Why. Why. What's happening? Do I have feelings for him? No, no. I can't he's like twice my age. It's impossible. He is the oldest. Not to mention my brother- my thoughts were cut off by someone walking in. But I still kept my face hidden in the pillow. I knew who it was. The only person I know to be able to comfort me to the point where I forget everything and all my thoughts disappear at night and I can finally fall asleep.
"Aubs?" He asked stroking my hair gently. Soothingly.
"Yes?" I mumbled into the pillow.
"Can I see your face?" He asked.
"Look, Rike. I don't want to talk. Okay?"

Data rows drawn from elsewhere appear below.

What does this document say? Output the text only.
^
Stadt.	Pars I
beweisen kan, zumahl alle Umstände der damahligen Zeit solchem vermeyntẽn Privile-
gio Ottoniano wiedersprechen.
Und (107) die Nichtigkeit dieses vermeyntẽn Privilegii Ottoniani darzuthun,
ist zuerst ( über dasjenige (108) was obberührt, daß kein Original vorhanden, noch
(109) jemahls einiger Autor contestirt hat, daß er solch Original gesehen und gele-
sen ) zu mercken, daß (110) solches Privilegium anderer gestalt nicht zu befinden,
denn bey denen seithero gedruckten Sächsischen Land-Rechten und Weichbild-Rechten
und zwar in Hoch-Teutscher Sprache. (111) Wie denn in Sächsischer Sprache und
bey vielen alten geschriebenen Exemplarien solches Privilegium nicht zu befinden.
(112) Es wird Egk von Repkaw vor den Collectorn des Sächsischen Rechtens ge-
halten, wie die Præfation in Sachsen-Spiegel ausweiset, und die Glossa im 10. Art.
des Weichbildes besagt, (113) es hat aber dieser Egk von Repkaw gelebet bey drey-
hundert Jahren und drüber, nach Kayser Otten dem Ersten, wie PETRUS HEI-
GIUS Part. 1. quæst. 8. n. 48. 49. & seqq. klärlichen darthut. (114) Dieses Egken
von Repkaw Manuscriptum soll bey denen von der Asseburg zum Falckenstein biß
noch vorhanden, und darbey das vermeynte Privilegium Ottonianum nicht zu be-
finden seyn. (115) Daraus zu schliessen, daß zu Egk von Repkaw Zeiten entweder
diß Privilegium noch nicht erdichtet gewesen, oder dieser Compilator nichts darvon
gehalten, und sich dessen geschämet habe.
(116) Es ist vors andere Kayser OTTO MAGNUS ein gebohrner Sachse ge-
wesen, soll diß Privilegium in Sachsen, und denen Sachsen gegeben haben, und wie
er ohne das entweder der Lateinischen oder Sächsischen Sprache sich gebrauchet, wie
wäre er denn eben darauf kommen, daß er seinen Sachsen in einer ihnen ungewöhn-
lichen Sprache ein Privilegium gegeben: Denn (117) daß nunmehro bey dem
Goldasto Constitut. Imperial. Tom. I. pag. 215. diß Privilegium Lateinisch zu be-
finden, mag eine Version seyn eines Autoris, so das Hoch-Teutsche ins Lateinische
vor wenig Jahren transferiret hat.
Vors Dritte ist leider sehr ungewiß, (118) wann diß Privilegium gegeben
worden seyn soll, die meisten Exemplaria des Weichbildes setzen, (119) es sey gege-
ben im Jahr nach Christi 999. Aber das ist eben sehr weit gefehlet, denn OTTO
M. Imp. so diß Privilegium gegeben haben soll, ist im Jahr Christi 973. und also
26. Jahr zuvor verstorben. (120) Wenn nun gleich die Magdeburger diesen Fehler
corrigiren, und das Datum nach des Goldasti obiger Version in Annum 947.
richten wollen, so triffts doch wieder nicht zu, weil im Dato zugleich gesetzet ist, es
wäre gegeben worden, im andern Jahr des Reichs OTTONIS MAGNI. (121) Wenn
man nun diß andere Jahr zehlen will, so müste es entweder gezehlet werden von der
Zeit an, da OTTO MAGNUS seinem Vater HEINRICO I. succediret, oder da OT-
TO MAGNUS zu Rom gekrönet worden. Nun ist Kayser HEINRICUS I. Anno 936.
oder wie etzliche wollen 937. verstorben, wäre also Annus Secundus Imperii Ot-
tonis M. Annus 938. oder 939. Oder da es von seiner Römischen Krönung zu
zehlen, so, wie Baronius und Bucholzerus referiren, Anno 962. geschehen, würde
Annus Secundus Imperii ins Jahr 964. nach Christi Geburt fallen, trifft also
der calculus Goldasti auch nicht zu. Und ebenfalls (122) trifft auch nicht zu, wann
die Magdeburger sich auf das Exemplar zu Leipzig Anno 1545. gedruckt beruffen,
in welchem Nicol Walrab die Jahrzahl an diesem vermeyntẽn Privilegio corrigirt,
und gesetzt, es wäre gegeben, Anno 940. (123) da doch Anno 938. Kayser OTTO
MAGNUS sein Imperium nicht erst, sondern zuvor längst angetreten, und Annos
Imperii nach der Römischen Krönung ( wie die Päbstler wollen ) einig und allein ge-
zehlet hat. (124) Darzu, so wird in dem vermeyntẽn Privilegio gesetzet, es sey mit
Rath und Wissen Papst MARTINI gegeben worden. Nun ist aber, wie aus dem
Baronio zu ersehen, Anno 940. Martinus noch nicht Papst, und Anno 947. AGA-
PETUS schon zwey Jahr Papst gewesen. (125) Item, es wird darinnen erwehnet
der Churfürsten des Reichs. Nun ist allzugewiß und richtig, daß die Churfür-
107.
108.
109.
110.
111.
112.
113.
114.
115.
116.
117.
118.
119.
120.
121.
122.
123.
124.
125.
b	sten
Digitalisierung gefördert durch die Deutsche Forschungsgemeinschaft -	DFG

"Aubrey, I need to know what's up you have never acted like this in the time you have been with us. I need my littlest sister." Aww. Riker is so sweet. I think I do have feelings for him. I need to discuss it with him. I trust him. Should I? I should because lying hurts.
"Look, Rike, there is something I need to discuss. Okay? Please don't judge. It's really confusing and scary enough and-" he interrupted me.
"Aubrey, you can talk to me about anything. I will never judge you."
"Okay, well, here it goes. Riker, I think I may have some feelings for you. I honestly don't know why. At first you were my brother, then brother and friend, now this and I don't know....I just....it just...happened. I'm sorry if this is kind of weird and awkward I just figured it out today and I guess it started last night. I'm sorry it's such an awkward thing. I'm such an awkward thing."
"No, Aubrey. You aren't an awkward thing. This happens. I mean you can't control it. I'm not saying this in a egotistical way. You are an amazing, beautiful, sweet, kind girl inside and out. I love you but, not in that way. You will forever be my friend and no matter what, my sister."
"I know, Riker. Yes, there is an age difference. Yes, you are my brother, not by blood but still. I love you I just don't know how, and these feelings should die off soon. I hope." I was kind of crying a little so Riker, being the sweet guy he is, pulled me into a long hug and also carried me to my bunk and, I once again, fell asleep. I swear every time I'm with him to calm me down I fall asleep. But, I need it. I'm glad I ended up here but why did my family give me up? Why am I not dead if I had a funeral? These thoughts ran through my head as I fell into an even deeper sleep but not before I felt Riker kiss my forehead and whisper
"Good night, baby Lynch."after he said that a smile was plastered on my face even though most of my thoughts were about sad-ish things. I think I like him better as my brother than anything more. I couldn't ask for anything better right now.